Do you ever feel overwhelmed by all the choices? All the decisions you have to make in a day, a week, a month, a year? I spend time with middle school youth and one of things they often talk about is how fun it must be to be an adult because we can do whatever we want! I laugh. I laugh because I remember when I thought that very same thing. Boy, was I wrong.
I realized the other day that for me, the problem with adulthood is not the responsibilities but the choices. There are lots of ‘adult’things I don’t think about often. I am blessed to have my basic needs and more met. I have a job, health, great family, all the big things are under control for the most part, not perfect, but good as in I really can’t nor should complain.
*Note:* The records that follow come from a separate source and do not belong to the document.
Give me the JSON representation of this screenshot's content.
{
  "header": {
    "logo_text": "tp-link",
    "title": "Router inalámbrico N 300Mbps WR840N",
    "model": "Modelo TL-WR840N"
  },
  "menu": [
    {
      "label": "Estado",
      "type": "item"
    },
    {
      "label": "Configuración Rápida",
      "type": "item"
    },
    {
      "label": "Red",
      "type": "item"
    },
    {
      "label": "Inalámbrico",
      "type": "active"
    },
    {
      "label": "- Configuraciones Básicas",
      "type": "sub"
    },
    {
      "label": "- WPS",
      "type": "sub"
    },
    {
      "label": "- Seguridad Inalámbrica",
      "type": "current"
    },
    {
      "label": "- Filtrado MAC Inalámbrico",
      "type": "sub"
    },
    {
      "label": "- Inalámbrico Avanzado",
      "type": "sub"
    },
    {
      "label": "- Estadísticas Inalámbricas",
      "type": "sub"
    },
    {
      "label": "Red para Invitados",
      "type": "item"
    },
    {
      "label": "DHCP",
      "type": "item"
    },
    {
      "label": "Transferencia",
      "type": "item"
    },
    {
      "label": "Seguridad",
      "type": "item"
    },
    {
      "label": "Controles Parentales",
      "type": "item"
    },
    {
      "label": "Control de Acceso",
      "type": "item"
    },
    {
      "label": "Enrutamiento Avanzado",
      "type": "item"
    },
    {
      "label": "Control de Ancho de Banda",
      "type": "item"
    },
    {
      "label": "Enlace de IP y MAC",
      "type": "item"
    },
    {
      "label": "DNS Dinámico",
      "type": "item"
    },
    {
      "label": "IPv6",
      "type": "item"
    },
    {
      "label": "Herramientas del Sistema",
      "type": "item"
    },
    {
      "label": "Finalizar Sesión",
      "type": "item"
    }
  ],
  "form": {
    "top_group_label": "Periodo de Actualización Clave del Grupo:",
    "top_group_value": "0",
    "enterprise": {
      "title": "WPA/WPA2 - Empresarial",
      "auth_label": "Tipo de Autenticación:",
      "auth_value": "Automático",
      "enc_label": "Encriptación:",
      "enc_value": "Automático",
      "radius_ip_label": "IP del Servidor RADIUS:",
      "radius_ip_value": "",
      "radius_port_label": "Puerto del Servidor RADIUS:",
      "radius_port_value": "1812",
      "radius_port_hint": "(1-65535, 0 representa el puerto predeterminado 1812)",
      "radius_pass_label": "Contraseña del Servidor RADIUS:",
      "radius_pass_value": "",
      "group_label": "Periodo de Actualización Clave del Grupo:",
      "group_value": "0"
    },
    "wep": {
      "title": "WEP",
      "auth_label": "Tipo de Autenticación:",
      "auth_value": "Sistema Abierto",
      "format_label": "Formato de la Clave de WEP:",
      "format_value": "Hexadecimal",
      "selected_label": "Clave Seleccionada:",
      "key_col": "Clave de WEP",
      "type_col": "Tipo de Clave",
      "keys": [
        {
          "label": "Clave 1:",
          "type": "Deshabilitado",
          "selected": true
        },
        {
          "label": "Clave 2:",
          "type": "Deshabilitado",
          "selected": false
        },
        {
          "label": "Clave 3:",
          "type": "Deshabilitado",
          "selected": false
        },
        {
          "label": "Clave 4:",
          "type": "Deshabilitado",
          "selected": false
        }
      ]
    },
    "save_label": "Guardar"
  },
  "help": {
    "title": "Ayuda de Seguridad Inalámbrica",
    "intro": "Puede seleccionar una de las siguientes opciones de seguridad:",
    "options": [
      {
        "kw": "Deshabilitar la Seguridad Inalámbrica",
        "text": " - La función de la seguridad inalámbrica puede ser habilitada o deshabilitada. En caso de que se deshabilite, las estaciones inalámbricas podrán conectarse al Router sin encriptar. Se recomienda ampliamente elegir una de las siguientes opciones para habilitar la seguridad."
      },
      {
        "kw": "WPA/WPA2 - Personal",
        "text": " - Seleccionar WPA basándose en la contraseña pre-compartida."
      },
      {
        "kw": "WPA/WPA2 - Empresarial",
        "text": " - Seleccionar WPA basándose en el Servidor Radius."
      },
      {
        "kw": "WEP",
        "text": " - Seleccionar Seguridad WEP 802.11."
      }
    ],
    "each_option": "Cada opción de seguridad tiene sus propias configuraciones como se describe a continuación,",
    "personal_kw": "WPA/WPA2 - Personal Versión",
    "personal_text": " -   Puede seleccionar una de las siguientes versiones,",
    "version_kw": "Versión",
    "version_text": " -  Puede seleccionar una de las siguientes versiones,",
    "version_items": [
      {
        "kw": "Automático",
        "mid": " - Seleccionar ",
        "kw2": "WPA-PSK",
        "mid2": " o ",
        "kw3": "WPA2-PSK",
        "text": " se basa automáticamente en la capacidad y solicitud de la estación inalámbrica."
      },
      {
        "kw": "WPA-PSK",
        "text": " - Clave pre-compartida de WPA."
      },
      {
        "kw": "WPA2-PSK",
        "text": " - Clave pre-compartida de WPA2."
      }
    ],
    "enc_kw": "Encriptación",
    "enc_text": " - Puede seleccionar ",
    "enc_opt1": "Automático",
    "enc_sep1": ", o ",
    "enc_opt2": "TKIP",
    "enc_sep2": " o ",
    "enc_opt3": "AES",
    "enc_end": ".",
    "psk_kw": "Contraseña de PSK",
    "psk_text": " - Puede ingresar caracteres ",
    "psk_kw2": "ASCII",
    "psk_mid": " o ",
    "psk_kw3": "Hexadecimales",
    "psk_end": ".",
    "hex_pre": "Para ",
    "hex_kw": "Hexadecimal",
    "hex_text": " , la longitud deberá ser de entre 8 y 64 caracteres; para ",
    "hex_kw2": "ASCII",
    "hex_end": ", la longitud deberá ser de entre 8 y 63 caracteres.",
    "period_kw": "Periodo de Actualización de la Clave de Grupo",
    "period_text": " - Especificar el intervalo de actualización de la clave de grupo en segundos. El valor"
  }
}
But I want to do so much. I want to read so I can learn and grow; to explore using technology and social media to teach and share the Catholic faith; to write books; to be strong and healthy; to work on sewing projects; to help others; to …; to….; to,,, the list goes on and on.
But I can’t do it all. Some weeks I feel like I am trying to do it all and realize I am on overload. I say “no” to someone or something and it eats at me. I think to myself, well, if I give up this or that I can make it happen. But is makes no sense to give up one good for another and therein lies the crux of the problem. Most times I am not choosing between a good and bad but between two goods. How does one decide in non emergency situations what should be done?
In case you’ve been reading in hopes I have an answer or even a good idea, sorry, I don’t. I occasionally think about giving up sleep so I can do all that I’d like, but I need sleep. The best I can come up with is getting a wife but that’s not feasible. Hiring a housekeeper might free up some time, but honestly, I don’t spend much time on housework.
Maybe I should stop trying to live an interesting (at least to me) life. Nah. Oh well, if I come up with a solution, I’ll get back to you. If you have a solution, do tell.